Alex,
Your reference to Shapiro is lifted from page 5 of "The Origin of Life: Five Questions Worth Asking:, Endnotes 3, 4, and 5 -- Scientific American, June 2007. ("A Simpler Origin for Life")
Shapiro's article is available at: https://www.scientificamerican.com/article/a-simpler-origin-for-life/
The
article’s heading explains the brochure’s selective quotes:
“The sudden appearance of a large-self-copying
molecule such as RNA was exceedingly improbable.
Energy-driven networks of
small molecules afford better odds as the initiators of life.” (underlining mine)
Excerpts from that article:
DNA, RNA, proteins and other elaborate large molecules must
then be set aside as participants in the origin of life. … Fortunately, an
alternative group of theories that can employ these materials has existed for
decades.
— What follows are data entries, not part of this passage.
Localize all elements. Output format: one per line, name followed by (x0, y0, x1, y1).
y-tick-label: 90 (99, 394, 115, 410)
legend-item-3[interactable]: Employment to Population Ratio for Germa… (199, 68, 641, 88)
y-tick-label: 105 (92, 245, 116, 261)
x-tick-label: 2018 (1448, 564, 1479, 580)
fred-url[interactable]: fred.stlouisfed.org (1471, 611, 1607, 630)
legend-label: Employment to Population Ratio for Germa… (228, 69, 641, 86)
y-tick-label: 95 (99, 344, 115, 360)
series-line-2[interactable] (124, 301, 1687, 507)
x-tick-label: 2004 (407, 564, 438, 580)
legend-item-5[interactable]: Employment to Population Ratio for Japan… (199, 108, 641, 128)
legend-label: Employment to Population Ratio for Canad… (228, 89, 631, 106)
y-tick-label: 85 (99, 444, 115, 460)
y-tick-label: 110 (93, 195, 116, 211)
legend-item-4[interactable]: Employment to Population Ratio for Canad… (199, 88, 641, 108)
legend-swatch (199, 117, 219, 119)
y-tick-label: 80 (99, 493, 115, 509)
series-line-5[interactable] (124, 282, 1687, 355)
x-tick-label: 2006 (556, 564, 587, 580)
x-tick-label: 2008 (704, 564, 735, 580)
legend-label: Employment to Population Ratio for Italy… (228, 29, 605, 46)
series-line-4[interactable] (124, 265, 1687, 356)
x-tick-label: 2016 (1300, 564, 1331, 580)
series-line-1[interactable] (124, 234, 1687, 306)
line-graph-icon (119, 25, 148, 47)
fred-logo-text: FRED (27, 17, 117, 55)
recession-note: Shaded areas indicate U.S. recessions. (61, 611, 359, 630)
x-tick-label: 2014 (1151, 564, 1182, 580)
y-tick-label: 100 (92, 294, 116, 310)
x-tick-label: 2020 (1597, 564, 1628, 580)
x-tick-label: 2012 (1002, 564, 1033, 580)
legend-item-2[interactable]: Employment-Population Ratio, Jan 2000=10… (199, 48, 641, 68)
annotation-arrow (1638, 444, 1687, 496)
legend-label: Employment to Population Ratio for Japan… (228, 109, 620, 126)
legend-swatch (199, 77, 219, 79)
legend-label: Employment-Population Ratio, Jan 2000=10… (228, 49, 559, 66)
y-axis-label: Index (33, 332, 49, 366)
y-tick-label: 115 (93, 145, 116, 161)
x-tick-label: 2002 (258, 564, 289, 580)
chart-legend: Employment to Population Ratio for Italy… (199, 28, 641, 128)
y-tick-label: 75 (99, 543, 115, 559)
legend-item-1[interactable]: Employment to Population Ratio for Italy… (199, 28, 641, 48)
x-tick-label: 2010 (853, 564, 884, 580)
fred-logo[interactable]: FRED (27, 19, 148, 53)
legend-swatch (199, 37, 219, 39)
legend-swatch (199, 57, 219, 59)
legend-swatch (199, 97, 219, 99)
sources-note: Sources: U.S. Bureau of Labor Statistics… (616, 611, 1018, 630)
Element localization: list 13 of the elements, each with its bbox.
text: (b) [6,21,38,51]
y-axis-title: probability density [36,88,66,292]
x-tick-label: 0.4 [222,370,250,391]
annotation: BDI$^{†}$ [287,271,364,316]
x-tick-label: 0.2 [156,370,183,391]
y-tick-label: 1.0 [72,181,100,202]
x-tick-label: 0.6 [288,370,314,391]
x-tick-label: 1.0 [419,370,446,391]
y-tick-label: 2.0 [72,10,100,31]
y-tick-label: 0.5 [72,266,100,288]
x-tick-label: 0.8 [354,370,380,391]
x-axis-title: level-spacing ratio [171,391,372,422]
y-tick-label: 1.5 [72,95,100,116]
The theories employ a thermodynamic rather than a genetic definition
of life …
One assumption of the small-molecule approach is that
coupled reactions and primitive catalysts sufficient to get life started exist
in nature. ... The small molecule approach to the origin of life makes several
demands upon nature (a compartment, an external energy supply, a driver
reaction coupled to that supply, and the existence of a chemical network that
contains that reaction). These requirements are general in nature, however, and
are immensely more probable than the elaborate multi-step pathways needed to
form a molecule that can function as a replicator. …
If the general small-molecule paradigm were confirmed, then
our expectations of the place of life in the universe would change. … The
small-molecule alternative is in harmony with the views of biologist Stuart
Kauffman: “If this is all true, life is vastly more probable than we have
supposed. Not only are we at home in the universe, but we are far more likely
to share it with unknown companions.”